Sports Interactive first launched its famous online management simulator in 1992 and has gone on to sell 40 million copies globally. Football Manager includes a database of more than 800,000 players and staff, and has begun work on including women’s football in a future edition of the game.

The continuation of this partnership with Everton Women, one of Sports Interactive’s first with an FA WSL side, will provide the brand with access to matchday experiences, player appearances and official merchandise for giveaways.

Richard Trafford, head of partnerships and business development at Sports Interactive, said “The founders of our studio are lifelong Everton fans, so we know very well just how passionate and loyal the supporters are. Everton was the studio’s first top-flight partner a decade ago and to continue this relationship with the club, who not only do great work in the community, but also have an ever-increasing global reach, will hopefully help us reach new heights with all our Football Manager titles. Introducing women’s football to Football Manager is a long-standing commitment of the studio and this partnership with Everton is a key part of reinforcing our support of the women’s game.”

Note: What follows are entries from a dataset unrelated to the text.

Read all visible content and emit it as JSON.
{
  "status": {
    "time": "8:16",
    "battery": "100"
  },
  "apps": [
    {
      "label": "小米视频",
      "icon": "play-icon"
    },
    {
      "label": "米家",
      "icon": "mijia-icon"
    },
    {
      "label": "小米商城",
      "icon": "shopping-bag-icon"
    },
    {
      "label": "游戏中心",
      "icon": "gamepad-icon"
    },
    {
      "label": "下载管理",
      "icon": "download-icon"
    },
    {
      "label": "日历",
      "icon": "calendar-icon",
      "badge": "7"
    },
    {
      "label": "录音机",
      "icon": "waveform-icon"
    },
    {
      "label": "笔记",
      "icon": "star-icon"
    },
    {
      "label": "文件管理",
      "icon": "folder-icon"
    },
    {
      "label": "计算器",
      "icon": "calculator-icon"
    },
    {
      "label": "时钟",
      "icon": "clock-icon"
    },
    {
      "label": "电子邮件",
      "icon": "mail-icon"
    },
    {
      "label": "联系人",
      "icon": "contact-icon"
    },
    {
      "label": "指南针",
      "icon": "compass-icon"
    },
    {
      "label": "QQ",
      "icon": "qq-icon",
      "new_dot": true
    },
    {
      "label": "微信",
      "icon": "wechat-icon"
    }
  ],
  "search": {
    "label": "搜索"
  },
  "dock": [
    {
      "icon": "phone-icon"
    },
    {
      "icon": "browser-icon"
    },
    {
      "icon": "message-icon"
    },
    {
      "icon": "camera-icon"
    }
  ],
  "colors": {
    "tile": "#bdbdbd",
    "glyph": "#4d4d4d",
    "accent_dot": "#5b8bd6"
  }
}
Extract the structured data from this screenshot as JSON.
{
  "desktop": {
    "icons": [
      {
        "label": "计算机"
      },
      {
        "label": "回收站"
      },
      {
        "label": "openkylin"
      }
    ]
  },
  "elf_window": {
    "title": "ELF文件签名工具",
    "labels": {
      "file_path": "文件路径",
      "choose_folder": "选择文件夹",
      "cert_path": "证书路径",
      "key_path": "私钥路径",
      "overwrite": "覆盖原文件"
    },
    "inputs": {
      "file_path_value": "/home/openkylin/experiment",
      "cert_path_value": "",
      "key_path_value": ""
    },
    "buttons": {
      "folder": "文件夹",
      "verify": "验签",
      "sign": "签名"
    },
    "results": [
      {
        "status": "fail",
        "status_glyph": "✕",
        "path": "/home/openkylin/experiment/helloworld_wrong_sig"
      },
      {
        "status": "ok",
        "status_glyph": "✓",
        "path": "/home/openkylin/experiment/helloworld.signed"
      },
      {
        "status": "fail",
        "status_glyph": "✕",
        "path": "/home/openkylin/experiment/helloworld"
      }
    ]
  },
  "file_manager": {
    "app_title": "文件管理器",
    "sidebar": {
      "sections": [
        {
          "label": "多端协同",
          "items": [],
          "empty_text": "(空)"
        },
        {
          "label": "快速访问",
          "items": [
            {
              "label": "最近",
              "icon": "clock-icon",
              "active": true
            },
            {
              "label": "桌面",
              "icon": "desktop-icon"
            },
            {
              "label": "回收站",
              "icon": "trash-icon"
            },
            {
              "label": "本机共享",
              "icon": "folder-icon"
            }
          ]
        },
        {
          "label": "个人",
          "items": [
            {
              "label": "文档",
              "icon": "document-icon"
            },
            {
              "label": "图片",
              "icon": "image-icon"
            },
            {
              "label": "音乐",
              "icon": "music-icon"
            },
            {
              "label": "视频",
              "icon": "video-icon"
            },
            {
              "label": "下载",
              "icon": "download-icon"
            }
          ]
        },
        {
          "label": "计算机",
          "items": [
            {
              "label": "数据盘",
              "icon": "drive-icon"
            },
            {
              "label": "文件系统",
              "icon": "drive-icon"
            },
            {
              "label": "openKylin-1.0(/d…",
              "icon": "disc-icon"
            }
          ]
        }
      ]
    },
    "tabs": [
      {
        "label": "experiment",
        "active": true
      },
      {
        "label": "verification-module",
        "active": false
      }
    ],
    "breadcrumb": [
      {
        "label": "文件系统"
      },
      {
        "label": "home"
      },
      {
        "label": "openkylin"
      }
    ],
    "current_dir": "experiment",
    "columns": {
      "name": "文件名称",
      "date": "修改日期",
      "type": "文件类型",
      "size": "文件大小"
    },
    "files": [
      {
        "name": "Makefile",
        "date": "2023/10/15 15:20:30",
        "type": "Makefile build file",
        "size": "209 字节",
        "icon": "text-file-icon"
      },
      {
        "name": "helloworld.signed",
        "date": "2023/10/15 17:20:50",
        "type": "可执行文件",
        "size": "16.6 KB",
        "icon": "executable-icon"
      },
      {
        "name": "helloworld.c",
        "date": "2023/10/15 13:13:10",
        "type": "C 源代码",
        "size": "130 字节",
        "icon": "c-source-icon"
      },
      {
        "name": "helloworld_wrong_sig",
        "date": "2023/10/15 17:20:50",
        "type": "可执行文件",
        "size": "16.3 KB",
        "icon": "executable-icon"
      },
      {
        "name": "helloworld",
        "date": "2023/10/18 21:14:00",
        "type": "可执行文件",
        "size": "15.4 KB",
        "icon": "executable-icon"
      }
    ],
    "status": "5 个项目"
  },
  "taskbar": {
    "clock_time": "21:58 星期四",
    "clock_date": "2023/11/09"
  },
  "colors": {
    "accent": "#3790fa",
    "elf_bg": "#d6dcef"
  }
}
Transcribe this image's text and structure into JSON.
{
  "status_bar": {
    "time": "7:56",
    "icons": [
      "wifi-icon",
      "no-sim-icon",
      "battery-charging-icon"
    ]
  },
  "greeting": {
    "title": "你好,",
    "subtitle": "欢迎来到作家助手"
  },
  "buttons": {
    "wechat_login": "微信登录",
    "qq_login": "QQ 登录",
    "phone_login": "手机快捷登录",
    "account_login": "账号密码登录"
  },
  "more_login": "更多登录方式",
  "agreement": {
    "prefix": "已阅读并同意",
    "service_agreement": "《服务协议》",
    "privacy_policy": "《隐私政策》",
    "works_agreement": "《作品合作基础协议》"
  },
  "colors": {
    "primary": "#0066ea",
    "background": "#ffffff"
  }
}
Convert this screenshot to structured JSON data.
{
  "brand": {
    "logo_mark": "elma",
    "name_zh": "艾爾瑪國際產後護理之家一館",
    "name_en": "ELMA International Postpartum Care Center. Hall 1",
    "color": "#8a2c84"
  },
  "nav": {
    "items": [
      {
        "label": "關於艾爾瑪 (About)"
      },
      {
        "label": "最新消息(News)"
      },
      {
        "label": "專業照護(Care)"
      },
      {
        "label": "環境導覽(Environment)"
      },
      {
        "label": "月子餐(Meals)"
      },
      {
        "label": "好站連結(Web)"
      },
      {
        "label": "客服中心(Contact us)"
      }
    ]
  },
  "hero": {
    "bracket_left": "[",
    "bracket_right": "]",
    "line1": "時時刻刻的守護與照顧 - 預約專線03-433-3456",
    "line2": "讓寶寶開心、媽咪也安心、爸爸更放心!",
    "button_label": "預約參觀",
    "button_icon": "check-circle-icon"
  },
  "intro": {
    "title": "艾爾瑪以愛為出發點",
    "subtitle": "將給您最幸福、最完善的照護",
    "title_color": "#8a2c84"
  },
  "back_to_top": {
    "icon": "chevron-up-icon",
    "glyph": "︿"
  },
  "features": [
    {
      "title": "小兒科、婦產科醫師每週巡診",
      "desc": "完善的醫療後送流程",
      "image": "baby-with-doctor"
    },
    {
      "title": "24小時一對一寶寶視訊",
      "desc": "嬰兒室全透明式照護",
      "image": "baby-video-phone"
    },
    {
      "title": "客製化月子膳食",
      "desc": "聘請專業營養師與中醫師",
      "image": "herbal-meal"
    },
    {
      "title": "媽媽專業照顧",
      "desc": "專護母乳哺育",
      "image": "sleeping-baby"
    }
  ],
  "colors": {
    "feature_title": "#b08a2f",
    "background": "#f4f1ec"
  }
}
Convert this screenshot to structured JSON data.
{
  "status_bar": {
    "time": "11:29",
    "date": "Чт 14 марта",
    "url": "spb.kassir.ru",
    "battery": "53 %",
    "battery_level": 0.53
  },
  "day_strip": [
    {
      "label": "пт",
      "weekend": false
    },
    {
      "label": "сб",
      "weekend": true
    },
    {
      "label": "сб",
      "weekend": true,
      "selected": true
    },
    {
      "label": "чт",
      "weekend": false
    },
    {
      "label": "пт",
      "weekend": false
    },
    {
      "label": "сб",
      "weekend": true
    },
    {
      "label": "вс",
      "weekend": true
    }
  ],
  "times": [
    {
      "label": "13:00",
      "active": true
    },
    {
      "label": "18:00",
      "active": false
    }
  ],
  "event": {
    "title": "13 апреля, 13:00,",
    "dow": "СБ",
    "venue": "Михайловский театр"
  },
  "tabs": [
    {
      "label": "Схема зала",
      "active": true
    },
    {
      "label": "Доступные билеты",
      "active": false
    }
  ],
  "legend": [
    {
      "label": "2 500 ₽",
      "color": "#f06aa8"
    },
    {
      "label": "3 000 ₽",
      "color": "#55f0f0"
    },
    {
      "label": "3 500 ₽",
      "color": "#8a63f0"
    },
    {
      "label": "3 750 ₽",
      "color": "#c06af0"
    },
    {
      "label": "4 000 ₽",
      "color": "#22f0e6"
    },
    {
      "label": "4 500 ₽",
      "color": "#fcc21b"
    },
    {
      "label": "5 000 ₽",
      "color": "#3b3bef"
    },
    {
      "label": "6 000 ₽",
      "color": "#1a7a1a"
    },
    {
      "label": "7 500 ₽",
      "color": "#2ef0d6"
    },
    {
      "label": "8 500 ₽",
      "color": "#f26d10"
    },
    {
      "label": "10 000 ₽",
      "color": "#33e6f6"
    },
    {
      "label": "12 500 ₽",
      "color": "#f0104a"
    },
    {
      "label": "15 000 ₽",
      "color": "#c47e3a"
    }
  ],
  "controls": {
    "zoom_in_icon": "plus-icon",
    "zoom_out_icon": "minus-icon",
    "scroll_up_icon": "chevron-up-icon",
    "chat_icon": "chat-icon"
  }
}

Alan McTavish, chief executive for Everton Women, said: “Having worked extensively with Football Manager in the past, it’s great to be able to continue our relationship with the Collyer brothers, Miles Jacobson and his fantastic team as they work towards incorporating women’s football into their globally successful game. Women’s football is a rapidly evolving commercial landscape and top brands from diverse industry sectors across the globe are identifying it as a phenomenal opportunity to deliver both return on investment and return on objectives.”